Certain areas with already high ozone levels, such as Salt Lake City and Sacramento, saw their ozone pushed above federally allowed limits.
"Washington and Oregon was really the bullseye for the whole thing, because of the location of the winds," Jaffe explains.
"Salt Lake City and Sacramento were on the edge of this event, but because their ozone is typically higher, those cities felt some of the more acute effects."
So how does something in the ocean affect our ozone levels?
Under normal conditions, winds along the West Coast run along the surface of the ocean, and push the top layer away from the coast. This allows the colder water below to take its place, bringing vital nutrients with it, and balancing out the temperature.
But the team found that during the blob's peak, the increased temperatures on the surface of the ocean had caused the air above heat up and stagnate.
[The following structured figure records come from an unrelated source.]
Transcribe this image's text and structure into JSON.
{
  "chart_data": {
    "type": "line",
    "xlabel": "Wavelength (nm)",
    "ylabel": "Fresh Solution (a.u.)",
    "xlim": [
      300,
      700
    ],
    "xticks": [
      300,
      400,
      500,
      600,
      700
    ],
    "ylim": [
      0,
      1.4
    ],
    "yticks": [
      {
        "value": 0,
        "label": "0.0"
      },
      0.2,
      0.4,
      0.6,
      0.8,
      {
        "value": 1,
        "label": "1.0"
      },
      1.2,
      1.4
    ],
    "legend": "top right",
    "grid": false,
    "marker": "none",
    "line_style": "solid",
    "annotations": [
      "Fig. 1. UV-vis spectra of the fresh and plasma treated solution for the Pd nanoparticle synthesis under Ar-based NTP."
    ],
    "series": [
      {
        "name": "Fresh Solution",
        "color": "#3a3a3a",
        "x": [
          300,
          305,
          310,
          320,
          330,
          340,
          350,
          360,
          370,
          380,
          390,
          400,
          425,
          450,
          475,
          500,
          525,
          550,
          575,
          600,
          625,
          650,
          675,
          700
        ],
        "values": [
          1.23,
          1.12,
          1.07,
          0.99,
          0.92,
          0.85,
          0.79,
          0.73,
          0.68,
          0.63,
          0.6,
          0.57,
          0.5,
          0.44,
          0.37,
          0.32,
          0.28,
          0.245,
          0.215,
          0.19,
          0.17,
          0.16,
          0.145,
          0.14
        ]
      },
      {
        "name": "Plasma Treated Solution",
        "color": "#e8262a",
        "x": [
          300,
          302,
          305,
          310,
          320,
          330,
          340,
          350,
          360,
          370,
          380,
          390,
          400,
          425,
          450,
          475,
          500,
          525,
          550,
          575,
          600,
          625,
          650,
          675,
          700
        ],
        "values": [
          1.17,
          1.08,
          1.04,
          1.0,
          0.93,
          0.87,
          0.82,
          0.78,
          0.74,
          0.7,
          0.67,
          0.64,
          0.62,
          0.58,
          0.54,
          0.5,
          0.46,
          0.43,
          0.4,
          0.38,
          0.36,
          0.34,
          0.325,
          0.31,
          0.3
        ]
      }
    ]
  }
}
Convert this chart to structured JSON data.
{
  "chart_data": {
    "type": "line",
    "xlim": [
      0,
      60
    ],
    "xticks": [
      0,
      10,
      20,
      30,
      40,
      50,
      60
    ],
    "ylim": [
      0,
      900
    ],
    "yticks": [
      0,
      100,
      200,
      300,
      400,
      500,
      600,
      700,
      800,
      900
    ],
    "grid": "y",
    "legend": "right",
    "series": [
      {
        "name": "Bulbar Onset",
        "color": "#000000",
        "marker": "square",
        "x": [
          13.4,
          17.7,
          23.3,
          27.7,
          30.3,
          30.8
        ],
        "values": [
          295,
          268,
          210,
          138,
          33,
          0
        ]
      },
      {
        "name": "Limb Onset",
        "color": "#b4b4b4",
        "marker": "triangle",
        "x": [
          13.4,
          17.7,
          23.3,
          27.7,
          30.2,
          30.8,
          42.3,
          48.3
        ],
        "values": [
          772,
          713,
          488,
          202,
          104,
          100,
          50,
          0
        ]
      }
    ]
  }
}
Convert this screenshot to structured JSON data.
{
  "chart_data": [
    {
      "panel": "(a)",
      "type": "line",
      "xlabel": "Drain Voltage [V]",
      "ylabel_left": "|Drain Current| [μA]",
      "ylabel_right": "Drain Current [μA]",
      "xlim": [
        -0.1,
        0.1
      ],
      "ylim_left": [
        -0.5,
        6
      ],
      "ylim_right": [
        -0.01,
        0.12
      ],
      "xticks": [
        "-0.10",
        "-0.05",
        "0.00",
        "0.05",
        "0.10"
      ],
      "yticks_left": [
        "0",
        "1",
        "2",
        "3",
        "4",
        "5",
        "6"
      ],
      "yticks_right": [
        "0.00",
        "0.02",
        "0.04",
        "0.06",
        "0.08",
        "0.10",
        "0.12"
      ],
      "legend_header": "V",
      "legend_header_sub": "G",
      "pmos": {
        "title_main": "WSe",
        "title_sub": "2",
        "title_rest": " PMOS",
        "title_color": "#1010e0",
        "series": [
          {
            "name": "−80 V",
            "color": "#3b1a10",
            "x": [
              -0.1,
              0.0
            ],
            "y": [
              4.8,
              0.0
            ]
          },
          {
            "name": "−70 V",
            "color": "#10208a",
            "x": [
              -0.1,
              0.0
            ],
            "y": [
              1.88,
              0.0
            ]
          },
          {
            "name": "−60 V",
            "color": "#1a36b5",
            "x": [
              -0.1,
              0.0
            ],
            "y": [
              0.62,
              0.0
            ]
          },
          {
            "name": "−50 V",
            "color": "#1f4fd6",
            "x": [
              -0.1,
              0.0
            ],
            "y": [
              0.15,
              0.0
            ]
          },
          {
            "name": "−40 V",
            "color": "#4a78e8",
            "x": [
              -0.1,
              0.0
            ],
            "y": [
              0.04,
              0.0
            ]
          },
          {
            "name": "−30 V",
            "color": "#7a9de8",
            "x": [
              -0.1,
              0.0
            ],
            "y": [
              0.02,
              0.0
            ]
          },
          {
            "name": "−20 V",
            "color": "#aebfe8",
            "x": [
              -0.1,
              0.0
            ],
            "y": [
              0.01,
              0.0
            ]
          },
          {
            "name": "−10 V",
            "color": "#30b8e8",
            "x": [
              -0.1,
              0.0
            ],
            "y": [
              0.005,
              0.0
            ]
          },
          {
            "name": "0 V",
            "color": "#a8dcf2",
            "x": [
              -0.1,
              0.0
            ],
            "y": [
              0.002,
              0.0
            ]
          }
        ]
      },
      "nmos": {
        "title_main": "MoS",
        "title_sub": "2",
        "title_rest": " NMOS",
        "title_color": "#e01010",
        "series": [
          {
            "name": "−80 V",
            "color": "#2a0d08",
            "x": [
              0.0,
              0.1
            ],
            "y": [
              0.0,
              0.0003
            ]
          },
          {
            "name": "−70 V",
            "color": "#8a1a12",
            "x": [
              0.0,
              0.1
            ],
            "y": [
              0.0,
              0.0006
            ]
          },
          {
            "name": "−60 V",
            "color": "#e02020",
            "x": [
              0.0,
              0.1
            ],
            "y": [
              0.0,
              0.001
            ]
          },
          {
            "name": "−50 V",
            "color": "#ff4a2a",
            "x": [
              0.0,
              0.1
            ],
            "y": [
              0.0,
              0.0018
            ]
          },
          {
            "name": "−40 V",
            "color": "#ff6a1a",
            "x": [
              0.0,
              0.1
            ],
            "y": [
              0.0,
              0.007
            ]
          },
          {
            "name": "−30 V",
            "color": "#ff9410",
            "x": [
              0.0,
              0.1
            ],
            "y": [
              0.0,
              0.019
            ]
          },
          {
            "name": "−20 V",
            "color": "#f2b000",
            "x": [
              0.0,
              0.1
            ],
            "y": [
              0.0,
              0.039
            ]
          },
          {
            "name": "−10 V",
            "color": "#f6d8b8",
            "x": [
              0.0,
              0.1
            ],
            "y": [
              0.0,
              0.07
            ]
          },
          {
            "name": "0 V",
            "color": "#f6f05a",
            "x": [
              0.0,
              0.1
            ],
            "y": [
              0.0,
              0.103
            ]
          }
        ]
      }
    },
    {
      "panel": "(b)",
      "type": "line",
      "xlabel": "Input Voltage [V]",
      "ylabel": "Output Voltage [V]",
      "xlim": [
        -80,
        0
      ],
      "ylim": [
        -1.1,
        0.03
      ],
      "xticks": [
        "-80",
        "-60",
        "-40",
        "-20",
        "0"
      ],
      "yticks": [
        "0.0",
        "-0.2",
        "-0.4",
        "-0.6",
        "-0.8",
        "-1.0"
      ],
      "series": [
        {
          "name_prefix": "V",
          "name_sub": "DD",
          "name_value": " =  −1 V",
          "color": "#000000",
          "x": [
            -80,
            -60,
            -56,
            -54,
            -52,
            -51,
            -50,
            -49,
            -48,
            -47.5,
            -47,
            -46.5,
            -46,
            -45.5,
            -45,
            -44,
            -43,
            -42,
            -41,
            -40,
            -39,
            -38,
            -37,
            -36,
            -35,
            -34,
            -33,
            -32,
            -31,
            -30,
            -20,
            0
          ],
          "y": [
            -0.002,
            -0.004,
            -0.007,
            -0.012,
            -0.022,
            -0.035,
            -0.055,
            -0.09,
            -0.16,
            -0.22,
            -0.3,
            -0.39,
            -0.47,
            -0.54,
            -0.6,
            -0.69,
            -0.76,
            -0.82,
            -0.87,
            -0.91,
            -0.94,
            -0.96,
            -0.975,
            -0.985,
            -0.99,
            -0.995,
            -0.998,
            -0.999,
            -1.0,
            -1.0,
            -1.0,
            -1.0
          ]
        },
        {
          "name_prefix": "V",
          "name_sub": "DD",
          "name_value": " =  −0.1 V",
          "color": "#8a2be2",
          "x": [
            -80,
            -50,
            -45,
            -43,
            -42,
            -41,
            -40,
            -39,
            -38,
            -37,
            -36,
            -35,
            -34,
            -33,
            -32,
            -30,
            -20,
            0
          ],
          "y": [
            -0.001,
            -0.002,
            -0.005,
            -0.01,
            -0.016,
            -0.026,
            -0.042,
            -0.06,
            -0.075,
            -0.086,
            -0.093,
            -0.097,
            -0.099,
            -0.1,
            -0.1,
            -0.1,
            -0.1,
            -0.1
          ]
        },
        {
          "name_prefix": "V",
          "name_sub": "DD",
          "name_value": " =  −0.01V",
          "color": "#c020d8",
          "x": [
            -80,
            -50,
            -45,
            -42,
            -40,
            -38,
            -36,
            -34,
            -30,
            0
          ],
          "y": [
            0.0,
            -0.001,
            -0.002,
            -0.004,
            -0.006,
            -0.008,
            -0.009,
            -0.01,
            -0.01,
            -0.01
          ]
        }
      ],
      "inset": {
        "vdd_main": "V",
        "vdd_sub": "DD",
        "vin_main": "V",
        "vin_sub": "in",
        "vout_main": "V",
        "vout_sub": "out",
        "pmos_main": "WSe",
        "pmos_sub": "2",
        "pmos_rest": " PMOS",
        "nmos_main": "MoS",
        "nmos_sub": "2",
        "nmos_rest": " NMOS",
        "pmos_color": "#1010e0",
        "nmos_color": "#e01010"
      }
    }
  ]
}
This weakened the coastal winds so much, they were no longer able to push the warm top layer of the Pacific away from the shoreline.
And with no upwelling of cool water, the high temperatures remained, and together with a lack of clouds, this allowed the chemical reaction that produces ozone - solar ultraviolet radiation (sunlight) breaking down oxygen molecules - to kick things up a notch.
"Temperatures were high, and it was much less cloudy than normal, both of which trigger ozone production," says Jaffe.
"And because of that high-pressure system off the coast, the winds were much lower than normal. Winds blow pollution away, but when they don't blow, you get stagnation and the pollution is higher."
While the ozone spike was only temporary, the team says we should take this as a warning for the future - researchers already knew there was a connection between higher atmospheric temperatures and ozone production, but now we know that sea-surface temperatures can affect it too.
And with ozone pollution known to cause serious respiratory dysfunction, including aggravating pneumonia, asthma, and bronchitis, we'd better be prepared for when something like the blob rears its head once more.
The research has been published in Geophysical Research Letters.